Clear Brew

10, 20 and 30 Years Ago


Brinkburn Street AdvertIt’s fun to look back.

This section is devoted to Inside Beer’s trip down Memory Lane, highlighting the major events that were shaping the brewing world 10, 20 and 30 years ago.

10 Years Ago
October 2007

A new report into the British brewing industry reveals that the cask ale market is ‘astonishingly vibrant’, despite suggestions to the contrary. The Intelligent Choice report pours scorn on views that cask ale is in terminal decline, citing the number of new breweries in operation and their expanding sales. The decision by the big four multi-national breweries to move away from selling and promoting cask ale is the real reason for overall output decline, it explains.

Anthony Fuller steps aside as chairman of Fuller’s brewery, handing over the position to fellow family member Michael Turner. Fuller, who joined the brewery in 1963, will now become the company’s president and will also act as a non-executive director.

20 Years Ago
October 1997

The Campaign for Real Ale publishes the twenty-fifth edition of its annual Good Beer Guide. Only twenty-three pubs have now featured in every edition.

Ushers of Trowbridge is investing £4 million in extra brewing capacity in order to accommodate beers transferred from the recently-closed Gibbs Mew brewery in Salisbury.

Whitbread confirms that it has discontinued production of a number of cask ale brands. The beers – many of the survivors of past brewery closures – include Bentley’s Yorkshire Bitter, Fremlins, Chester’s Bitter, Strong Country Bitter, Wethered’s Bitter, West County Pale Ale and Winter Royal.

Three of Britain’s breweries are set to close. Carlsberg-Tetley announces plans to end production at Allsopp’s in Burton-upon-Trent, Alloa in Scotland and Wrexham Lager unless buyers can be found.

30 Years Ago
October 1987

Lancashire’s Matthew Brown brewery is acquired by Scottish & Newcastle through a hostile bid valued at around £186 million.

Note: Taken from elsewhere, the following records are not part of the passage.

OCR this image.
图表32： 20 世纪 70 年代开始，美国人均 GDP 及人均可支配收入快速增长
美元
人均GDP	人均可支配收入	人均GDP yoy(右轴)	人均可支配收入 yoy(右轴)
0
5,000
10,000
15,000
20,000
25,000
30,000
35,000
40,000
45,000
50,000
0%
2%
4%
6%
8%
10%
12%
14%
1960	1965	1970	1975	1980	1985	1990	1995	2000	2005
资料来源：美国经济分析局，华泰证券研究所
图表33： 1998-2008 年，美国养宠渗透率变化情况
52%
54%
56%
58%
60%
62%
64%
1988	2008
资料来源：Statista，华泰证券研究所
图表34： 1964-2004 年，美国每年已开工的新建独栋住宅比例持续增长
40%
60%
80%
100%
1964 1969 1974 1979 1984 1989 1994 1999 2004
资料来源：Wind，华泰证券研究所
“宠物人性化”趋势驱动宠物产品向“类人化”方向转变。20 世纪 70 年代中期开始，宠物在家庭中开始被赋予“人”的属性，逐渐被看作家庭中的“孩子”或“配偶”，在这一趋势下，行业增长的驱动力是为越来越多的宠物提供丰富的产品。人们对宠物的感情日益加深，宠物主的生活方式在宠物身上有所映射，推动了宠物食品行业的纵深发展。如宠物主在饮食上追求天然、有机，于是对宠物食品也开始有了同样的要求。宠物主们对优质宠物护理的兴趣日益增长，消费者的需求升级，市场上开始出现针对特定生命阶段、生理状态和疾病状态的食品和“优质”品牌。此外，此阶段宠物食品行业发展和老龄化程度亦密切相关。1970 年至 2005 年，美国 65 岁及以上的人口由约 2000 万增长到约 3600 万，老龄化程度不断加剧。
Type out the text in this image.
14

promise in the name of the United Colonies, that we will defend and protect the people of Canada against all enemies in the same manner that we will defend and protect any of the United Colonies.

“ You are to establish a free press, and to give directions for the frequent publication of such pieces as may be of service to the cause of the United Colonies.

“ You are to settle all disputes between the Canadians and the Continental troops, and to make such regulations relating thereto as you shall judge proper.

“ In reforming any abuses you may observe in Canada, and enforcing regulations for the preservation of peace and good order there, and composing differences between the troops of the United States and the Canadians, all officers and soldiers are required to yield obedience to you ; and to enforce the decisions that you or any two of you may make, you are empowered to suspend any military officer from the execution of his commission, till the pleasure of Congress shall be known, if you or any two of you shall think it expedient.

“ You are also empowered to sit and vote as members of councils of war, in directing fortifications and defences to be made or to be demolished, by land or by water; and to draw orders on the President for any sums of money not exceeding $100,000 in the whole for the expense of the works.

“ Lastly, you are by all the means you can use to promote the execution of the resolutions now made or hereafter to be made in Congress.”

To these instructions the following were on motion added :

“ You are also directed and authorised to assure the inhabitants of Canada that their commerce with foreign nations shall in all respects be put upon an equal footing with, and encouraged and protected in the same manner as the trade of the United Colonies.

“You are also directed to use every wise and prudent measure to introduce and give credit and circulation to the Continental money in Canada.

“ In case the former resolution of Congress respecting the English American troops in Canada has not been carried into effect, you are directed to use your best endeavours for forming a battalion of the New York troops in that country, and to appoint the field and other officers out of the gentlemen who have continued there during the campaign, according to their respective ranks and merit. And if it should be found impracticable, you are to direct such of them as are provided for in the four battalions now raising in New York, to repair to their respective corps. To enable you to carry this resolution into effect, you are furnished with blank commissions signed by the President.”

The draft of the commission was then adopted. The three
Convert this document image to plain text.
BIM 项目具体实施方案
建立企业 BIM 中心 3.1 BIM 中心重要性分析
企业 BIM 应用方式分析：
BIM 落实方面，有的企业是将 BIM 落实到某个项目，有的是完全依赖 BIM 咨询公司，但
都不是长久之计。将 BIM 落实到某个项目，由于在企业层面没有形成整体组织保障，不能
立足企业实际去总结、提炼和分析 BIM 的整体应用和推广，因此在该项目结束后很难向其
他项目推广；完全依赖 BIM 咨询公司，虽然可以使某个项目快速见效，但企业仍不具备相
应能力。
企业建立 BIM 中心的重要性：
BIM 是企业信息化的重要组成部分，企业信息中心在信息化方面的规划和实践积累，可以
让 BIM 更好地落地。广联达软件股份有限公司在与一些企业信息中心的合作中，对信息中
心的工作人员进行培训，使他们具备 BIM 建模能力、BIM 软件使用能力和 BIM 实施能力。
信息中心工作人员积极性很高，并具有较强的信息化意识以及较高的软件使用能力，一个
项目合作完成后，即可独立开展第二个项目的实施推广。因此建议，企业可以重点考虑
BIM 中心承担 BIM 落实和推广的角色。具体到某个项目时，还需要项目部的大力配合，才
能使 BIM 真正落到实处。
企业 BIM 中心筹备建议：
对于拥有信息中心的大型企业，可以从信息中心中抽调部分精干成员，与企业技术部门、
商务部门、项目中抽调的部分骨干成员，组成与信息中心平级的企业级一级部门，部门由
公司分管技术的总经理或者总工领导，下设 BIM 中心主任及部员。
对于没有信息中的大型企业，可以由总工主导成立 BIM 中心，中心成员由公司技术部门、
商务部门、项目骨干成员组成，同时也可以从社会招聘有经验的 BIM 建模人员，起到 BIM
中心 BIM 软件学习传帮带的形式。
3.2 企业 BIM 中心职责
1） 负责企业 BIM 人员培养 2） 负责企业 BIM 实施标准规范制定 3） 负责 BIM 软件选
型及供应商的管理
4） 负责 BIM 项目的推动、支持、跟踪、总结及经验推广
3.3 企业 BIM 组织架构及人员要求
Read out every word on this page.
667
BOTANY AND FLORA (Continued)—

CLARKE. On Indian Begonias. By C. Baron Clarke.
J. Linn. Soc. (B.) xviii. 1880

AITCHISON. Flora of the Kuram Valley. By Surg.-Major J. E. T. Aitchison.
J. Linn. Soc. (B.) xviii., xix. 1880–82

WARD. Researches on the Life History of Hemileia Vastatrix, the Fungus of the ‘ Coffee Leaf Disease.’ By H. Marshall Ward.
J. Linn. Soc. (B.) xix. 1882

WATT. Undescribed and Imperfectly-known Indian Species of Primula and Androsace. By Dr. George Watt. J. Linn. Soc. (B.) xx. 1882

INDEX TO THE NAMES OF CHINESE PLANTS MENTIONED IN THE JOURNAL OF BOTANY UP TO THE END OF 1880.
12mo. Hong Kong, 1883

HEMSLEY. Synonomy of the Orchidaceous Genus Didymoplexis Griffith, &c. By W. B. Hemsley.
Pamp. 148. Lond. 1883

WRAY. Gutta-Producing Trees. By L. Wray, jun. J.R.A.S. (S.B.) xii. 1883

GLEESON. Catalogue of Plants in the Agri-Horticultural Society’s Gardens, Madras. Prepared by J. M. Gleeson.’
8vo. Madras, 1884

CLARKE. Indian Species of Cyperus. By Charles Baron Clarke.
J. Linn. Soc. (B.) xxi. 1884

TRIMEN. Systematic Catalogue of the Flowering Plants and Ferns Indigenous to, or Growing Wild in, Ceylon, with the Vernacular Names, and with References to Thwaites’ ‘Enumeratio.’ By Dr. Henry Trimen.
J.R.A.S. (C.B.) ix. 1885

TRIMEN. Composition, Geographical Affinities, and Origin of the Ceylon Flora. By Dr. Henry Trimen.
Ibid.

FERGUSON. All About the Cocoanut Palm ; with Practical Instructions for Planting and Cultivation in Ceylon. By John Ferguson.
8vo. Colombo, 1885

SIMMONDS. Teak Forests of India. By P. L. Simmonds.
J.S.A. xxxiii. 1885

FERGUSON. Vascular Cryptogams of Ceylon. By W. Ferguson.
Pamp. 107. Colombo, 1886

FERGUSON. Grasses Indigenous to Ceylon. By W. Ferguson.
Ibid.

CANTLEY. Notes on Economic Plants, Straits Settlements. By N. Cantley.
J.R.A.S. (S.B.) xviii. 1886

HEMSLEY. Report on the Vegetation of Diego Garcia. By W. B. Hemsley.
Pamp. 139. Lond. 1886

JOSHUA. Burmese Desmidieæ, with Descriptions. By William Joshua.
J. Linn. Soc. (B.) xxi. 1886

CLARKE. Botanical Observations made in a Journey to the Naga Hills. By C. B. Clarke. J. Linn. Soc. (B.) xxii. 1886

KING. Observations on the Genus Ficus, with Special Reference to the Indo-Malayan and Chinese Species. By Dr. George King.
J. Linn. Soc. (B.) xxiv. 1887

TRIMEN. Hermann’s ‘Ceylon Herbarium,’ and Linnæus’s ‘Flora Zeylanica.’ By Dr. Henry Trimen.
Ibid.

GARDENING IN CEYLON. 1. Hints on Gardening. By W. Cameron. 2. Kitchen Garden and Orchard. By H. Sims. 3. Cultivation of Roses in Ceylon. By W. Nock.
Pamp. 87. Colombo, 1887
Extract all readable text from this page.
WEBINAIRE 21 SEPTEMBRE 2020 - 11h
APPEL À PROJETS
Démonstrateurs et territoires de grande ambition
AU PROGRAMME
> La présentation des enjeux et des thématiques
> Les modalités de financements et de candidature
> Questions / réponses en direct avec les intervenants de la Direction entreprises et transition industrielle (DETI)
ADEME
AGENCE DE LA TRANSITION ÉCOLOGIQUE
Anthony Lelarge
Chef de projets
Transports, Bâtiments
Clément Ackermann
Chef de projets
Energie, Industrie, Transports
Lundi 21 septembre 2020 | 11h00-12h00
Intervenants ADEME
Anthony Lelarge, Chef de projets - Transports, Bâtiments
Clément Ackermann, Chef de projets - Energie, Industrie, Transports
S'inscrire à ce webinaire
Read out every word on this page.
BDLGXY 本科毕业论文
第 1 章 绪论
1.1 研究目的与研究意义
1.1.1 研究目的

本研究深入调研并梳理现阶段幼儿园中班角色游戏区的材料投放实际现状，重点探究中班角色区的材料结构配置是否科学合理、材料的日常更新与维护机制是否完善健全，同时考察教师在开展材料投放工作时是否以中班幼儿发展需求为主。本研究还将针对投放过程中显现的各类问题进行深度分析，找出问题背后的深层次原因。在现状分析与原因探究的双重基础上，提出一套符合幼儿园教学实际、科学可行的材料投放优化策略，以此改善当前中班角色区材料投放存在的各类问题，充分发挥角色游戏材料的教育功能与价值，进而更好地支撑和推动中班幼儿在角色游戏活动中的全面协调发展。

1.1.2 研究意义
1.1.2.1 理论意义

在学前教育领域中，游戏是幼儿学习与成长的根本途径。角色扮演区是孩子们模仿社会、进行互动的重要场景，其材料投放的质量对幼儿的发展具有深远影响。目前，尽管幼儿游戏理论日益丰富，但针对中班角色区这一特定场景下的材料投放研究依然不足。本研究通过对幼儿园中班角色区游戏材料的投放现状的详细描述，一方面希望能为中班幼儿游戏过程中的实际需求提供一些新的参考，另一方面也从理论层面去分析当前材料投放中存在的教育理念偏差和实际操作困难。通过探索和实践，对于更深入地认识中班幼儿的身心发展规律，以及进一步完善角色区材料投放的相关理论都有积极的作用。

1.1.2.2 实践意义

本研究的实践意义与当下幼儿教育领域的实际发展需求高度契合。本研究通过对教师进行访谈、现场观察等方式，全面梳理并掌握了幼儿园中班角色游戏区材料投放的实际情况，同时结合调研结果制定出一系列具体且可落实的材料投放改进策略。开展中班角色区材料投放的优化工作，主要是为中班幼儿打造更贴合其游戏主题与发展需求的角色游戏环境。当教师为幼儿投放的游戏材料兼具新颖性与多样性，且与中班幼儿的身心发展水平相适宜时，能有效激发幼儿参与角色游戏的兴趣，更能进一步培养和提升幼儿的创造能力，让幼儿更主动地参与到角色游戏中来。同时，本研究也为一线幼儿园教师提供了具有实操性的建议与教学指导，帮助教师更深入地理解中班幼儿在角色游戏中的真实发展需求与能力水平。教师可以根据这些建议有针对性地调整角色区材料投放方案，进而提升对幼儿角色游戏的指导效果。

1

Having failed to buy the Blackburn company before, this time S&N is successful, leaving the future of both Matthew Brown and its subsidiary, Theakston – which runs breweries in Masham and Workington – in some doubt.

Manchester’s Boddingtons Brewery rejects a take-over bid worth around £270 million from Midsummer Leisure, the company that started life as CAMRA Investments and now operates discos and snooker halls as well as pubs. Boddingtons also begins production of canned Newton & Ridley Bitter (OG 1035), a tie-in with the Granada soap Coronation Street. The beer is famous for being served in the series’ pub, the Rovers Return.

Leicester’s Hoskins Brewery buys the famous Black Country brew pub The Old Swan. The Netherton pub, better known to many as ‘Ma Pardoe’s’ was one of the few surviving home brew houses when the first Good Beer Guide was published in 1974.

Grand Metropolitan launches a £3 million television advertising campaign for its Webster’s Yorkshire Bitter. Meanwhile, CAMRA calls for a complete ban on alcohol advertising in the mass media with the launch of the 1988 Good Beer Guide, describing the practice as ‘irresponsible, almost an incitement to over-consumption among drinkers, especially the young’.